Prof Luginaah said the increasingly complex and interdependent nature of Ghana’s development problems demanded a paradigm shift in approach to solving those problems.

He therefore, recommended to politicians to retool the NDPC to introduce and enforce effective accountability as well as transparency standards and build stronger institutions across sectors to hold together various sub-sectors.

He indicated that “system thinking” could be a critical component for Ghana’s development and urged the academia to develop critical minds for nation building.

Prof Luginaah was worried that though numerous laws existed in the country, they were not functioning as they should because regulations were poor.

“Regulations at all levels including academic institutions are very poor in this country. I think it is the greatest challenge as a country insisting that regulations work is the right way to go”. He said.

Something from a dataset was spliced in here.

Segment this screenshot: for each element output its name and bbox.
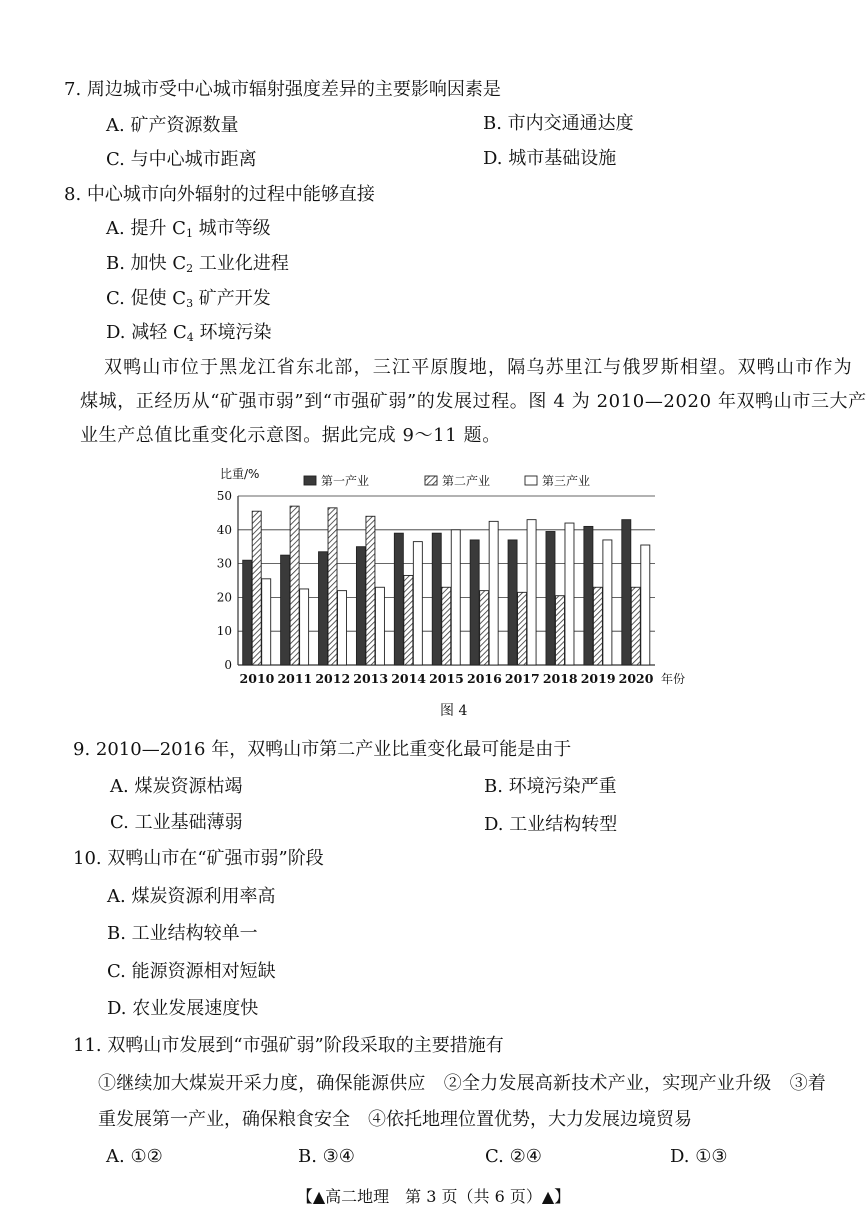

Prof. Luginaah said despite reports that suggested that poverty had reduced in Ghana, structural inequalities existed adding, that “an unequal society is a broken society”.

On education, he expressed worry that premium was placed on humanities and business programmes in schools to the detriment of science and technology based programmes.

He noted that most tertiary education funding went to support students pursuing liberal arts, humanities and business programmes and that there was a mismatch between government priority and the practice on the ground.

He said though humanities were important, Ghana could not compete with the global world without extensive prioritisation of the development of science and mathematics education adding, that “any developed nation thrives on science”.

“Overall participation in physics has declined to 18 per cent, chemistry to 21 per cent and elective mathematics is 28 per cent. Technical, Vocational and Agricultural streams have all declined, either because schools do not have capacity to offer more specialist subjects or newly created schools only offer very limited curriculum”. He lamented.

Prof. Luginaah stressed that there was the need for government to reduce the overall recurrent spending on tertiary education and increase investment in science and technology related programmes in universities, research institutions and polytechnics.